An error budget quantifies how much imperfection your SLO allows. Nines tracks it in real time so you can see — at a glance — whether your reliability is on track or burning down faster than expected.

What is an SLO?

A Service Level Objective (SLO) is an internal reliability target you set for yourself. For example: "99.5% of HTTP checks over the last 7 days should succeed" or "95% of checks should respond in under 500 ms."

An SLO is different from an SLA (a contractual commitment to customers). An SLO is a signal you use to manage engineering work — when you are well within your SLO you can move fast; when you are burning your budget you slow down and focus on reliability.

What is an error budget?

The error budget is the allowance implied by your SLO target. If your availability SLO is 99.5% over 7 days, the error budget is 0.5% of the 604,800 seconds in the window — approximately 50 minutes of allowed downtime. Every second of actual downtime consumes that allowance.

When the budget reaches zero, you have exceeded your SLO. When it remains comfortably above zero, you have headroom to deploy, experiment, and accept planned maintenance without breaching your target.
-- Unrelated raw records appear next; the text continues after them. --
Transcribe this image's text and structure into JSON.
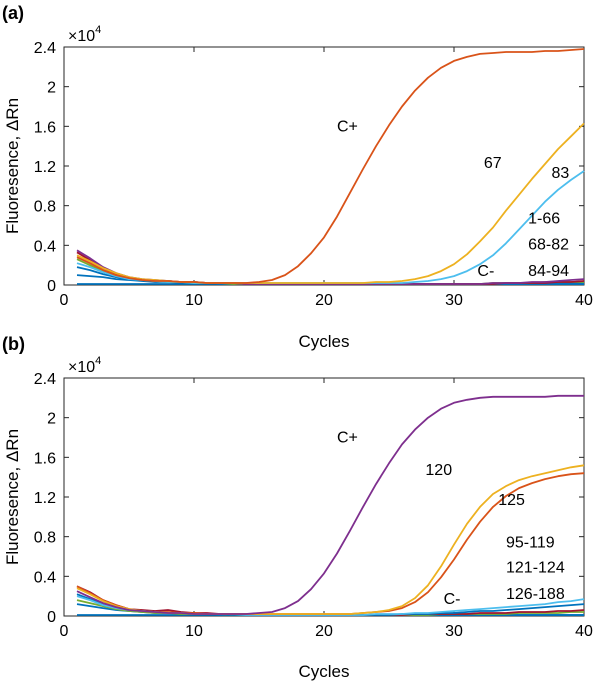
{
  "figure": {
    "panels": [
      {
        "label": "(a)",
        "exponent_base": "×10",
        "exponent_power": "4",
        "annotations": [
          {
            "text": "C+",
            "x": 21.0,
            "y": 1.55
          },
          {
            "text": "67",
            "x": 32.3,
            "y": 1.18
          },
          {
            "text": "83",
            "x": 37.5,
            "y": 1.08
          },
          {
            "text": "1-66",
            "x": 35.7,
            "y": 0.62
          },
          {
            "text": "68-82",
            "x": 35.7,
            "y": 0.36
          },
          {
            "text": "C-",
            "x": 31.8,
            "y": 0.09
          },
          {
            "text": "84-94",
            "x": 35.7,
            "y": 0.09
          }
        ]
      },
      {
        "label": "(b)",
        "exponent_base": "×10",
        "exponent_power": "4",
        "annotations": [
          {
            "text": "C+",
            "x": 21.0,
            "y": 1.75
          },
          {
            "text": "120",
            "x": 27.8,
            "y": 1.42
          },
          {
            "text": "125",
            "x": 33.4,
            "y": 1.12
          },
          {
            "text": "95-119",
            "x": 34.0,
            "y": 0.69
          },
          {
            "text": "121-124",
            "x": 34.0,
            "y": 0.44
          },
          {
            "text": "C-",
            "x": 29.2,
            "y": 0.12
          },
          {
            "text": "126-188",
            "x": 34.0,
            "y": 0.17
          }
        ]
      }
    ]
  },
  "chart_data": [
    {
      "type": "line",
      "title": "",
      "xlabel": "Cycles",
      "ylabel": "Fluoresence, ΔRn",
      "xlim": [
        0,
        40
      ],
      "ylim": [
        0,
        2.4
      ],
      "xticks": [
        "0",
        "10",
        "20",
        "30",
        "40"
      ],
      "yticks": [
        "0",
        "0.4",
        "0.8",
        "1.2",
        "1.6",
        "2",
        "2.4"
      ],
      "x": [
        1,
        2,
        3,
        4,
        5,
        6,
        7,
        8,
        9,
        10,
        11,
        12,
        13,
        14,
        15,
        16,
        17,
        18,
        19,
        20,
        21,
        22,
        23,
        24,
        25,
        26,
        27,
        28,
        29,
        30,
        31,
        32,
        33,
        34,
        35,
        36,
        37,
        38,
        39,
        40
      ],
      "series": [
        {
          "name": "C+",
          "color": "#D95319",
          "values": [
            0.28,
            0.22,
            0.15,
            0.1,
            0.07,
            0.05,
            0.04,
            0.04,
            0.03,
            0.03,
            0.02,
            0.02,
            0.02,
            0.02,
            0.03,
            0.05,
            0.1,
            0.19,
            0.32,
            0.48,
            0.69,
            0.93,
            1.17,
            1.4,
            1.61,
            1.8,
            1.96,
            2.09,
            2.19,
            2.26,
            2.3,
            2.33,
            2.34,
            2.35,
            2.35,
            2.35,
            2.36,
            2.36,
            2.37,
            2.38
          ]
        },
        {
          "name": "67",
          "color": "#EDB120",
          "values": [
            0.3,
            0.24,
            0.17,
            0.12,
            0.08,
            0.06,
            0.05,
            0.04,
            0.03,
            0.03,
            0.02,
            0.02,
            0.02,
            0.02,
            0.02,
            0.02,
            0.02,
            0.02,
            0.02,
            0.02,
            0.02,
            0.02,
            0.02,
            0.03,
            0.03,
            0.04,
            0.06,
            0.09,
            0.14,
            0.21,
            0.31,
            0.44,
            0.58,
            0.75,
            0.91,
            1.07,
            1.22,
            1.37,
            1.5,
            1.63
          ]
        },
        {
          "name": "83",
          "color": "#4DBEEE",
          "values": [
            0.22,
            0.18,
            0.13,
            0.09,
            0.06,
            0.05,
            0.04,
            0.03,
            0.03,
            0.02,
            0.02,
            0.02,
            0.02,
            0.02,
            0.02,
            0.02,
            0.02,
            0.02,
            0.02,
            0.02,
            0.02,
            0.02,
            0.02,
            0.02,
            0.02,
            0.02,
            0.03,
            0.04,
            0.06,
            0.09,
            0.14,
            0.21,
            0.3,
            0.42,
            0.56,
            0.7,
            0.84,
            0.96,
            1.06,
            1.15
          ]
        },
        {
          "name": "",
          "color": "#7E2F8E",
          "values": [
            0.35,
            0.27,
            0.18,
            0.12,
            0.08,
            0.06,
            0.05,
            0.04,
            0.03,
            0.03,
            0.02,
            0.02,
            0.02,
            0.01,
            0.01,
            0.01,
            0.01,
            0.01,
            0.01,
            0.01,
            0.01,
            0.01,
            0.01,
            0.01,
            0.01,
            0.01,
            0.01,
            0.01,
            0.01,
            0.01,
            0.01,
            0.01,
            0.02,
            0.02,
            0.02,
            0.03,
            0.03,
            0.04,
            0.05,
            0.06
          ]
        },
        {
          "name": "",
          "color": "#A2142F",
          "values": [
            0.33,
            0.25,
            0.17,
            0.11,
            0.07,
            0.05,
            0.04,
            0.04,
            0.03,
            0.03,
            0.02,
            0.02,
            0.02,
            0.01,
            0.01,
            0.01,
            0.01,
            0.01,
            0.01,
            0.01,
            0.01,
            0.01,
            0.01,
            0.01,
            0.01,
            0.01,
            0.01,
            0.01,
            0.01,
            0.01,
            0.01,
            0.01,
            0.01,
            0.02,
            0.02,
            0.02,
            0.02,
            0.03,
            0.03,
            0.04
          ]
        },
        {
          "name": "",
          "color": "#77AC30",
          "values": [
            0.26,
            0.2,
            0.14,
            0.1,
            0.07,
            0.05,
            0.04,
            0.03,
            0.03,
            0.02,
            0.02,
            0.02,
            0.01,
            0.01,
            0.01,
            0.01,
            0.01,
            0.01,
            0.01,
            0.01,
            0.01,
            0.01,
            0.01,
            0.01,
            0.01,
            0.01,
            0.01,
            0.01,
            0.01,
            0.01,
            0.01,
            0.01,
            0.02,
            0.02,
            0.02,
            0.02,
            0.03,
            0.03,
            0.03,
            0.03
          ]
        },
        {
          "name": "",
          "color": "#0072BD",
          "values": [
            0.18,
            0.15,
            0.11,
            0.08,
            0.06,
            0.05,
            0.04,
            0.03,
            0.03,
            0.02,
            0.02,
            0.02,
            0.02,
            0.01,
            0.01,
            0.01,
            0.01,
            0.01,
            0.01,
            0.01,
            0.01,
            0.01,
            0.01,
            0.01,
            0.01,
            0.01,
            0.01,
            0.01,
            0.01,
            0.01,
            0.01,
            0.01,
            0.01,
            0.01,
            0.01,
            0.02,
            0.02,
            0.02,
            0.02,
            0.02
          ]
        },
        {
          "name": "C-",
          "color": "#0072BD",
          "values": [
            0.1,
            0.09,
            0.08,
            0.06,
            0.05,
            0.04,
            0.03,
            0.03,
            0.02,
            0.02,
            0.02,
            0.01,
            0.01,
            0.01,
            0.01,
            0.01,
            0.01,
            0.01,
            0.01,
            0.01,
            0.01,
            0.01,
            0.01,
            0.01,
            0.01,
            0.01,
            0.01,
            0.01,
            0.01,
            0.01,
            0.01,
            0.01,
            0.01,
            0.01,
            0.01,
            0.01,
            0.01,
            0.01,
            0.01,
            0.01
          ]
        },
        {
          "name": "",
          "color": "#0072BD",
          "values": [
            0.01,
            0.01,
            0.01,
            0.01,
            0.01,
            0.01,
            0.01,
            0.01,
            0.01,
            0.01,
            0.01,
            0.01,
            0.01,
            0.01,
            0.01,
            0.01,
            0.01,
            0.01,
            0.01,
            0.01,
            0.01,
            0.01,
            0.01,
            0.01,
            0.01,
            0.01,
            0.01,
            0.01,
            0.01,
            0.01,
            0.01,
            0.01,
            0.01,
            0.01,
            0.01,
            0.01,
            0.01,
            0.01,
            0.01,
            0.01
          ]
        }
      ]
    },
    {
      "type": "line",
      "title": "",
      "xlabel": "Cycles",
      "ylabel": "Fluoresence, ΔRn",
      "xlim": [
        0,
        40
      ],
      "ylim": [
        0,
        2.4
      ],
      "xticks": [
        "0",
        "10",
        "20",
        "30",
        "40"
      ],
      "yticks": [
        "0",
        "0.4",
        "0.8",
        "1.2",
        "1.6",
        "2",
        "2.4"
      ],
      "x": [
        1,
        2,
        3,
        4,
        5,
        6,
        7,
        8,
        9,
        10,
        11,
        12,
        13,
        14,
        15,
        16,
        17,
        18,
        19,
        20,
        21,
        22,
        23,
        24,
        25,
        26,
        27,
        28,
        29,
        30,
        31,
        32,
        33,
        34,
        35,
        36,
        37,
        38,
        39,
        40
      ],
      "series": [
        {
          "name": "C+",
          "color": "#7E2F8E",
          "values": [
            0.25,
            0.19,
            0.13,
            0.09,
            0.06,
            0.05,
            0.04,
            0.03,
            0.03,
            0.02,
            0.02,
            0.02,
            0.02,
            0.02,
            0.03,
            0.04,
            0.08,
            0.15,
            0.27,
            0.43,
            0.63,
            0.86,
            1.1,
            1.33,
            1.54,
            1.73,
            1.88,
            2.0,
            2.09,
            2.15,
            2.18,
            2.2,
            2.21,
            2.21,
            2.21,
            2.21,
            2.21,
            2.22,
            2.22,
            2.22
          ]
        },
        {
          "name": "120",
          "color": "#EDB120",
          "values": [
            0.28,
            0.22,
            0.15,
            0.1,
            0.07,
            0.05,
            0.04,
            0.03,
            0.03,
            0.02,
            0.02,
            0.02,
            0.02,
            0.02,
            0.02,
            0.02,
            0.02,
            0.02,
            0.02,
            0.02,
            0.02,
            0.02,
            0.03,
            0.04,
            0.06,
            0.1,
            0.18,
            0.31,
            0.5,
            0.72,
            0.93,
            1.1,
            1.23,
            1.31,
            1.37,
            1.41,
            1.44,
            1.47,
            1.5,
            1.52
          ]
        },
        {
          "name": "125",
          "color": "#D95319",
          "values": [
            0.3,
            0.23,
            0.16,
            0.11,
            0.07,
            0.05,
            0.04,
            0.04,
            0.03,
            0.03,
            0.02,
            0.02,
            0.02,
            0.02,
            0.02,
            0.02,
            0.02,
            0.02,
            0.02,
            0.02,
            0.02,
            0.02,
            0.03,
            0.04,
            0.05,
            0.08,
            0.14,
            0.24,
            0.39,
            0.57,
            0.77,
            0.95,
            1.1,
            1.21,
            1.29,
            1.34,
            1.38,
            1.41,
            1.43,
            1.44
          ]
        },
        {
          "name": "",
          "color": "#4DBEEE",
          "values": [
            0.2,
            0.16,
            0.11,
            0.08,
            0.06,
            0.05,
            0.04,
            0.03,
            0.03,
            0.02,
            0.02,
            0.02,
            0.02,
            0.01,
            0.01,
            0.01,
            0.01,
            0.01,
            0.01,
            0.01,
            0.01,
            0.01,
            0.01,
            0.02,
            0.02,
            0.02,
            0.03,
            0.03,
            0.04,
            0.05,
            0.06,
            0.07,
            0.08,
            0.09,
            0.1,
            0.11,
            0.12,
            0.14,
            0.15,
            0.17
          ]
        },
        {
          "name": "",
          "color": "#0072BD",
          "values": [
            0.22,
            0.17,
            0.12,
            0.09,
            0.06,
            0.05,
            0.04,
            0.03,
            0.03,
            0.02,
            0.02,
            0.02,
            0.01,
            0.01,
            0.01,
            0.01,
            0.01,
            0.01,
            0.01,
            0.01,
            0.01,
            0.01,
            0.01,
            0.01,
            0.01,
            0.02,
            0.02,
            0.02,
            0.03,
            0.03,
            0.04,
            0.05,
            0.05,
            0.06,
            0.07,
            0.08,
            0.09,
            0.1,
            0.11,
            0.12
          ]
        },
        {
          "name": "",
          "color": "#A2142F",
          "values": [
            0.3,
            0.24,
            0.16,
            0.11,
            0.07,
            0.06,
            0.05,
            0.06,
            0.04,
            0.03,
            0.03,
            0.02,
            0.02,
            0.02,
            0.01,
            0.01,
            0.01,
            0.01,
            0.01,
            0.01,
            0.01,
            0.01,
            0.01,
            0.01,
            0.01,
            0.01,
            0.02,
            0.02,
            0.02,
            0.02,
            0.02,
            0.03,
            0.03,
            0.03,
            0.04,
            0.04,
            0.04,
            0.05,
            0.05,
            0.06
          ]
        },
        {
          "name": "",
          "color": "#77AC30",
          "values": [
            0.16,
            0.13,
            0.1,
            0.07,
            0.05,
            0.04,
            0.03,
            0.03,
            0.02,
            0.02,
            0.02,
            0.02,
            0.01,
            0.01,
            0.01,
            0.01,
            0.01,
            0.01,
            0.01,
            0.01,
            0.01,
            0.01,
            0.01,
            0.01,
            0.01,
            0.01,
            0.01,
            0.01,
            0.02,
            0.02,
            0.02,
            0.02,
            0.02,
            0.02,
            0.03,
            0.03,
            0.03,
            0.03,
            0.04,
            0.04
          ]
        },
        {
          "name": "C-",
          "color": "#0072BD",
          "values": [
            0.12,
            0.1,
            0.08,
            0.06,
            0.05,
            0.04,
            0.03,
            0.03,
            0.02,
            0.02,
            0.02,
            0.01,
            0.01,
            0.01,
            0.01,
            0.01,
            0.01,
            0.01,
            0.01,
            0.01,
            0.01,
            0.01,
            0.01,
            0.01,
            0.01,
            0.01,
            0.01,
            0.01,
            0.01,
            0.01,
            0.01,
            0.01,
            0.01,
            0.01,
            0.01,
            0.01,
            0.01,
            0.01,
            0.01,
            0.01
          ]
        },
        {
          "name": "",
          "color": "#0072BD",
          "values": [
            0.01,
            0.01,
            0.01,
            0.01,
            0.01,
            0.01,
            0.01,
            0.01,
            0.01,
            0.01,
            0.01,
            0.01,
            0.01,
            0.01,
            0.01,
            0.01,
            0.01,
            0.01,
            0.01,
            0.01,
            0.01,
            0.01,
            0.01,
            0.01,
            0.01,
            0.01,
            0.01,
            0.01,
            0.01,
            0.01,
            0.01,
            0.01,
            0.01,
            0.01,
            0.01,
            0.01,
            0.01,
            0.01,
            0.01,
            0.01
          ]
        }
      ]
    }
  ]
}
How to read the error-budget panel

On the monitor detail page you will see an error-budget card that shows:

  • Budget remaining (%) — what fraction of the total error budget is still intact. 100% means zero failures in the window; 0% means the SLO has been breached.
  • Used / Allowed — the raw time (or fraction of checks) consumed vs. the total allowed. Seeing "12 min used / 50 min allowed" is often more intuitive than a bare percentage.
  • Burn rate — how fast you are consuming the budget relative to the sustainable pace. A burn rate of 1.0× means you will exactly use the whole budget by the end of the window. A rate above 1.0× means you will run out early.

Burn rate states

The panel uses three visual states:

  • Normal — burn rate at or below 1.0×, budget healthy.
  • Warning — burn rate above 1.0× but budget not yet exhausted. You are trending toward a breach; investigate before it worsens.
  • Exhausted — the error budget has been consumed. Your SLO target was not met for this window.

Two types of error budget

Nines tracks two independent error budgets for eligible monitors:

  • Availability SLO — based on the ratio of successful checks to total checks. Available for all monitor types on paid plans.
  • Latency SLO — based on the fraction of HTTP checks that respond within your threshold. Available for http_check monitors on Business plan and above.

Burn-rate incident detection

Nines watches your burn rate continuously in the background. When it detects a multi-window burn-rate alert pattern, it automatically opens a burn-rate incident. See Burn-Rate Incidents for details.